Read: Oil prices settle at lowest since June, with Brent prices below $40
In August, its shares fell by more than 18%, after it swung to a loss on lower production in the six months to June 30 and announced plans to raise up to £410 million by selling new shares.
The deal with Chrysaor means it now won’t proceed with the refinancing. Instead, the company’s creditors, which need to approve the deal, receive a cash payment of $1.23 billion.
Read: Premier Oil says price of BP acquisitions slashed
Premier has also scrapped plans to buy BP’s BP, +0.05% interests in the Andrew and Shearwater fields in the U.K. North Sea, which had been contingent on the refinancing going through.
Russ Mould, investment director at AJ Bell, said that after a long period where it felt like the business was being run in the interests of its creditors rather than its shareholders, Premier Oil has effectively been put out of its misery.
“The company’s problems date all back to 2014 and the oil price crash which occurred that year.
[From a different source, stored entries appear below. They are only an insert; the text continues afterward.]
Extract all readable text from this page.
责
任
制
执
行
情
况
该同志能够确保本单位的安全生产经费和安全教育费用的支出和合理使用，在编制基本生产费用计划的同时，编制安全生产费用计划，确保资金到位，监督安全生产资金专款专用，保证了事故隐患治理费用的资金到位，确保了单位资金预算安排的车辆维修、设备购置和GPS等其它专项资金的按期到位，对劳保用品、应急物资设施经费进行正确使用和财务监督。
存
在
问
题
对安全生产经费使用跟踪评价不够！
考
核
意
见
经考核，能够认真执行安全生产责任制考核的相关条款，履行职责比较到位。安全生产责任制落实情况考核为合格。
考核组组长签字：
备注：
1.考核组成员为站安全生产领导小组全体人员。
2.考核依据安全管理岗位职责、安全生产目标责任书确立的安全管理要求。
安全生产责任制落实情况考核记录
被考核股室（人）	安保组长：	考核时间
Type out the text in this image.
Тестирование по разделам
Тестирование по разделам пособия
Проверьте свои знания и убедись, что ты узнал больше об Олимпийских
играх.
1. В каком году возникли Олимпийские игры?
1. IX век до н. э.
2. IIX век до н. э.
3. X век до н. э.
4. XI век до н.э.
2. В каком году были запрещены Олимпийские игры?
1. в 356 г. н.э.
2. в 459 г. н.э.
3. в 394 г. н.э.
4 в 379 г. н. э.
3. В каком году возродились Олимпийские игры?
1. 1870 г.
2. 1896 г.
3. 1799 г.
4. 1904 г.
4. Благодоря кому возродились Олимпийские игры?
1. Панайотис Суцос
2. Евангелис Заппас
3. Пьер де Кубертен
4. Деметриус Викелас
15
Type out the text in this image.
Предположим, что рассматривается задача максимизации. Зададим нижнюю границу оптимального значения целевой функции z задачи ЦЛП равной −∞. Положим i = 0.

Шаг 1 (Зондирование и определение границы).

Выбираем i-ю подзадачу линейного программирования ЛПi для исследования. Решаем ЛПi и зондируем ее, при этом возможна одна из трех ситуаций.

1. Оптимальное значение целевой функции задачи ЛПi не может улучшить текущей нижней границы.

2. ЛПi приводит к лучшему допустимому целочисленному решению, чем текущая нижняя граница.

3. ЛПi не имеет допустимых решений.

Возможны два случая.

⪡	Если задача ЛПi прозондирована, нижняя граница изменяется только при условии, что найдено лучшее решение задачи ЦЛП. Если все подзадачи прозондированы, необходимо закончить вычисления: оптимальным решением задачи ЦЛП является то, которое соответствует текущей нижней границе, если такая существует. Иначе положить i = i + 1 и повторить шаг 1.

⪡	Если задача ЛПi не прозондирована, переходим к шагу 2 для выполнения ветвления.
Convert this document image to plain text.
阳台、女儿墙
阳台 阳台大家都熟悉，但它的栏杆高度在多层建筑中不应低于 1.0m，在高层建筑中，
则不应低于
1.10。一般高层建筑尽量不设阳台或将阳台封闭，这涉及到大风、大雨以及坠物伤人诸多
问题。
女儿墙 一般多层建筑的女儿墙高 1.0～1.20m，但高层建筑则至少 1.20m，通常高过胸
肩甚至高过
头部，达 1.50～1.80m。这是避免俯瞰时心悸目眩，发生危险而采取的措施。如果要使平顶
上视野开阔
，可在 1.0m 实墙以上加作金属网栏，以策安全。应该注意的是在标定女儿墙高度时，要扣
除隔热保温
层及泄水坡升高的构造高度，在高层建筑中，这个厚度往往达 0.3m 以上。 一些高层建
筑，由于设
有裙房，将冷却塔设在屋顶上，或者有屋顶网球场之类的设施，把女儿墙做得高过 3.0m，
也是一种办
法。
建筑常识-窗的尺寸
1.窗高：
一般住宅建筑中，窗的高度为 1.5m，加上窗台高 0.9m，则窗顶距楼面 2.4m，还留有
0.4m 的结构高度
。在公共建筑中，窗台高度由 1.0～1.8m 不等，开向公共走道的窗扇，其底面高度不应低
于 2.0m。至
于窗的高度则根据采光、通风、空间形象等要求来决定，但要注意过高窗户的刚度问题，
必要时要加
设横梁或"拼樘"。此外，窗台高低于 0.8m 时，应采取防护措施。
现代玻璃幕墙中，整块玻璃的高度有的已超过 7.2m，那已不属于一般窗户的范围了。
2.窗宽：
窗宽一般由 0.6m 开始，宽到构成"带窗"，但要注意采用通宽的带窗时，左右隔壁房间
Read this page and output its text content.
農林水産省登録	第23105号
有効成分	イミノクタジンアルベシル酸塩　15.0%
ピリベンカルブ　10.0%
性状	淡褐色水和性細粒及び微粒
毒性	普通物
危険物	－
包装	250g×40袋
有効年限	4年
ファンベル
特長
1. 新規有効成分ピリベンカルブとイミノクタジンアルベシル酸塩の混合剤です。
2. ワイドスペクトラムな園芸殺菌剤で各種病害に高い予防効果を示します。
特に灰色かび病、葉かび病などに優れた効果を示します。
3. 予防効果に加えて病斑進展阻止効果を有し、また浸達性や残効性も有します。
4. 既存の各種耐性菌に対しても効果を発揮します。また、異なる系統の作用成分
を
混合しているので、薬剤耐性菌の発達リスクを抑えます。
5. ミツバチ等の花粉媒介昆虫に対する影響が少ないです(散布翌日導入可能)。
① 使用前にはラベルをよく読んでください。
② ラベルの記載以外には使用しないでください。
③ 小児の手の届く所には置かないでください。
It simply had taken on too much debt when oil prices were above $100 per barrel and has been running to stand still ever since,” Mould said.
He added: “With a big chunk of Premier’s debt being paid off on completion it certainly looks more sustainable than the previous plan to load up on more debt, ask for more money from the market and buy assets from BP to generate the cash flow to pay down borrowings.”
The enlarged group will have production of more than 250,000 barrels a day and reserves of 717 million barrels of oil equivalent.
Cook said the deal “significantly advances our leading position in the North Sea, where we will continue to reinvest, and expands our geographic footprint to Asia and Latin America.”
Founded in 1934 in Scotland to pursue oil and gas exploration and production activities in Trinidad, Premier has interests in the North Sea, South East Asia, the Falkland Islands and Latin America. It also owns a 25% stake in Mexico’s Zama shallow water offshore project.
Chrysaor, which produces just under 200,000 barrels of oil equivalent a day in the U.K, was founded in 2017 and has grown to become a major North Sea producer through acquisitions. These include the acquisition of certain fields from Royal Dutch Shell RDS.A, +1.11% for $3 billion in 2017 and ConocoPhillips COP, -0.26% for $2.675 billion in 2019.
Chrysaor also holds 11 licenses across 18 blocks in Norway pursuing exploration opportunities.